| To meet the immediate need for Army Air Corps Officers in wartime,
the Officer Candidate School (OCS) was established on 19 February
1942, and located temporarily in several Miami Beach Florida resort hotels.
The initial input of Officer Candidates was composed of former aviation
cadets, eliminated for medical or flying deficiencies, active-duty warrant
offices, and enlisted men under 36 years of age.
OCS adopted the class system of training in which the student
body was divided into a first class and a second class where the senior
students held OC ranks and the responsibility for training underclassmen
in all aspects of military discipline and decorum similar to the
training practices used by the United States Military Academy. However,
due to the urgency to turn out officers during wartime, all of the
training - military, academic and physical, had to be compressed into a
4 month period.
OCS was relocated to the San Antonio Aviation Cadet Center (later to
become Lackland AFB) in April 1944. After only 14 months at Lackland, the
school was relocated to Maxwell Field, Alabama. OCS was returned to the
Army Air Forces Military Training Center at Lackland on 1 February 1946.
The OCS that returned to San Antonio in February 1946 was a shell of
its former self. It consisted of two classes (1946-B and 1946-C) that would
graduate a total of 33 men. Classes during the second half of 1946 (i.e.,
1946-G to 1946-L) averaged 48.5 enrollees per class.
When the United States Air Force was constituted in August 1947, the
fledgling Air Training Command began work on organizing the 3700th Officer
Candidate Training Group, which was finally established a year later in
August 1948. The school remained at Lackland Air Force Base (so named on
3 February 1948) and was extended from four to six months in length. The
West Point-type class system of training, was subordinated in 1947 to a
student organization with flights, squadrons, and groups as a means of
inculcating military discipline, confidence, and command abilities.
After this transition year, the Air Force OCS, continued to graduate
newly commissioned reserve officers at a rate of 300-600 per year for the
next 16 years. The Korean War saw a temporary increase in OCS production,
from 970 graduates in 1951 to 1,494 in 1952 and then to 2,085 in 1953.
OCS, the main commissioning program for enlisted personnel, produced
about 450 new officers annually between 1953 and the middle of 1957. Most
went to non-rated duties, although a few did earn wings.

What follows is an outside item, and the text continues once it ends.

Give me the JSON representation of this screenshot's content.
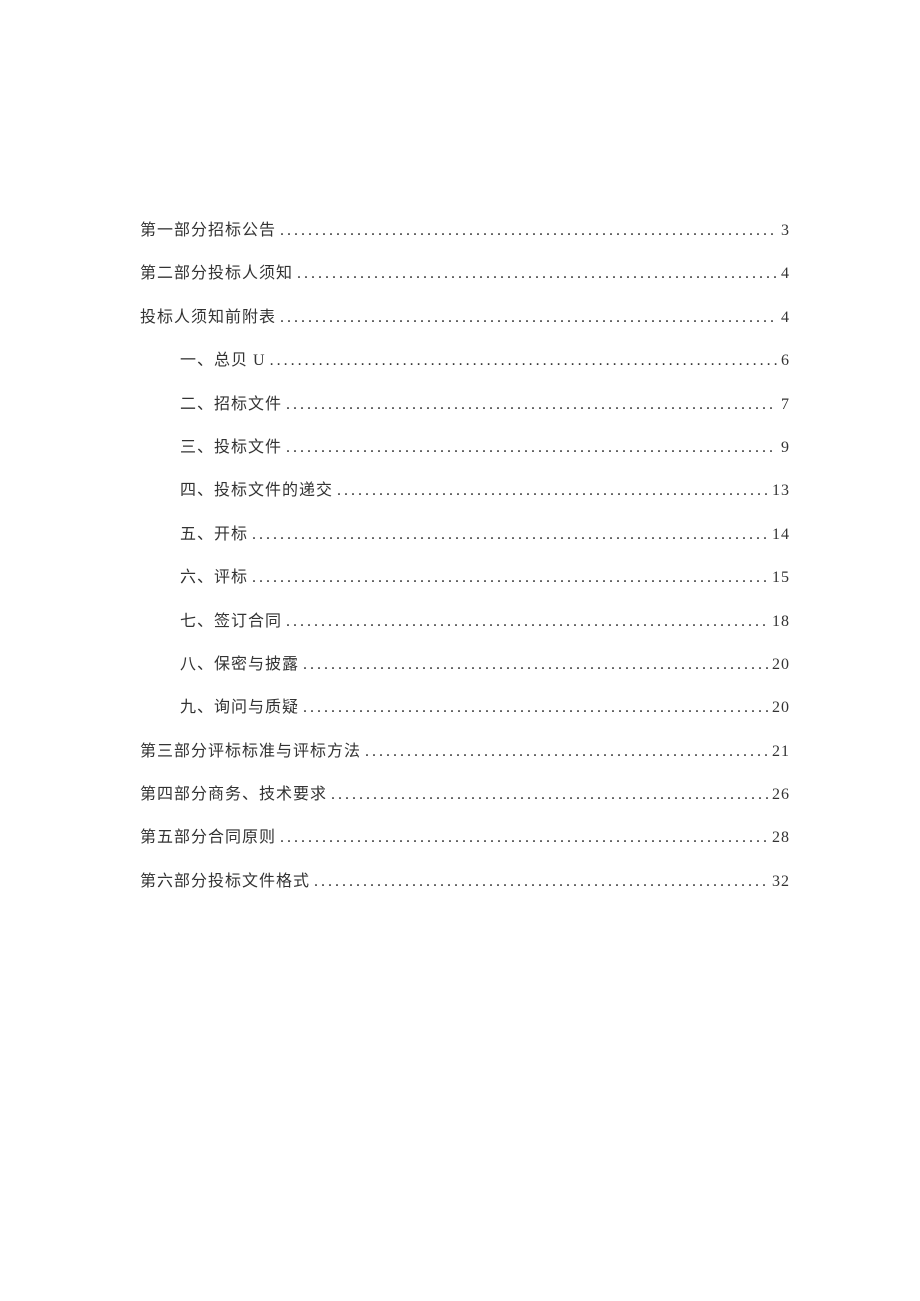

Unique among the
commissioning programs, OCS grew, if only slightly, during the last years
of the decade when itís annual quota was raised to 600 in 1958.
Then, with the Air Force Academy and ROTC, the Air Force found itself
with two major sources of rated officers capable of furnishing numbers
far in excess of need. Cuts had to be made, and the deciding factor on
where to make those cuts was the serviceís long-standing goal of having
a college-educated officer corps. Since Aviation Cadets attracted few with
college degrees, the cadet program was an obvious target. Once the primary
source for rated officers, the Aviation Cadet programís percentage of new
rated officers fell from 70% in1957 to just 12% in 1959.

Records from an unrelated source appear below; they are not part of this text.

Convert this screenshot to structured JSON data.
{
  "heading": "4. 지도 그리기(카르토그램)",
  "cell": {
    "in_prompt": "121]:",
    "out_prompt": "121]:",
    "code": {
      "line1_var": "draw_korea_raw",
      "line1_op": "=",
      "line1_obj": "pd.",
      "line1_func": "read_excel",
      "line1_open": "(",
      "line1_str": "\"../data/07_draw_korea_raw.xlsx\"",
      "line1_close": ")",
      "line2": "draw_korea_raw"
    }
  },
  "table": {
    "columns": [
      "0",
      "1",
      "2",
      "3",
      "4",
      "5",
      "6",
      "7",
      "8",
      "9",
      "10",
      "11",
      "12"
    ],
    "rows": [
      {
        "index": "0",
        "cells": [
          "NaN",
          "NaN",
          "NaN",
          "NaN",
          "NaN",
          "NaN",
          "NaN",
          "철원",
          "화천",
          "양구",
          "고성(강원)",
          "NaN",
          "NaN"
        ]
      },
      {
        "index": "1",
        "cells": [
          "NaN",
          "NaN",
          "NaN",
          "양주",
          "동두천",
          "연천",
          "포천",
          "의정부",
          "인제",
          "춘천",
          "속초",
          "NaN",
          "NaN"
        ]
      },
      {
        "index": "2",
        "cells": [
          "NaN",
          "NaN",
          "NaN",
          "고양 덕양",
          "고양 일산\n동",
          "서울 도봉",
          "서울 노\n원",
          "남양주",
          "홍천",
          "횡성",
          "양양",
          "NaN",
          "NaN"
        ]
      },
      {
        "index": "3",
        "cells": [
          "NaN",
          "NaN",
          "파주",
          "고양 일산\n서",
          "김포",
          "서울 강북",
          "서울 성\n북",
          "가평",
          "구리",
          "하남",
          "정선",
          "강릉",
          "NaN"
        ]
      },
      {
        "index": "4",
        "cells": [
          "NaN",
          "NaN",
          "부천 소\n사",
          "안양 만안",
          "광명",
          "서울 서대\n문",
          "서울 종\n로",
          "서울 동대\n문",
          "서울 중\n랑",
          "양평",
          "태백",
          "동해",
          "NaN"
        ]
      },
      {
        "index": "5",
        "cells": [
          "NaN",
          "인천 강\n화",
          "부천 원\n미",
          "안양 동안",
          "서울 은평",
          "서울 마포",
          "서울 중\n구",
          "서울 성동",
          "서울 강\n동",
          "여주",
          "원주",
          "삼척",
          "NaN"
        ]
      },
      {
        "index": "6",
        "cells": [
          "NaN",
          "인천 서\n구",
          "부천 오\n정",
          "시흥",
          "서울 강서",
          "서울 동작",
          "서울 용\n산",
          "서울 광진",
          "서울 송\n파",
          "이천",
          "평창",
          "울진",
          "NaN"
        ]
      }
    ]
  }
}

It soon became obvious that the Air Force needed to develop a program
that could produce college-educated officers and still respond to the rapid
changes in manpower needs. The answer was a program for which only college
graduates or those within six months of graduation could apply. That program
was the Officer Training School, or OTS. The first class of the Officer
Training School (1960-A), consisting of 79 men and 13 women graduated at
Lackland AFB on 9 February 1960. Quickly, the OTS shadow fell most heavily
on the Aviation Cadet and OCS programs. The Air Force waited for the OTS
numbers to catch up - and then scheduled a phase-out of the earlier programs.
With the success of OTS, the Air Force OCS program was finally terminated
1 July 1963 after twenty-one years of service and over 41,000 officers
produced. The final OCS class (Class 1963-D) of 119 was graduated on 21
June 1963. Interestingly, in a study of undergraduate pilot training attrition
for 1962, OCS-trained officers
maintained academic, flying, and military grades equal to Air Force
Academy graduates and superior to those of aviation cadets or officers
from OTS and ROTC. Further, history has shown that many OCS graduates advanced
through the officer grades to the rank of General Officer.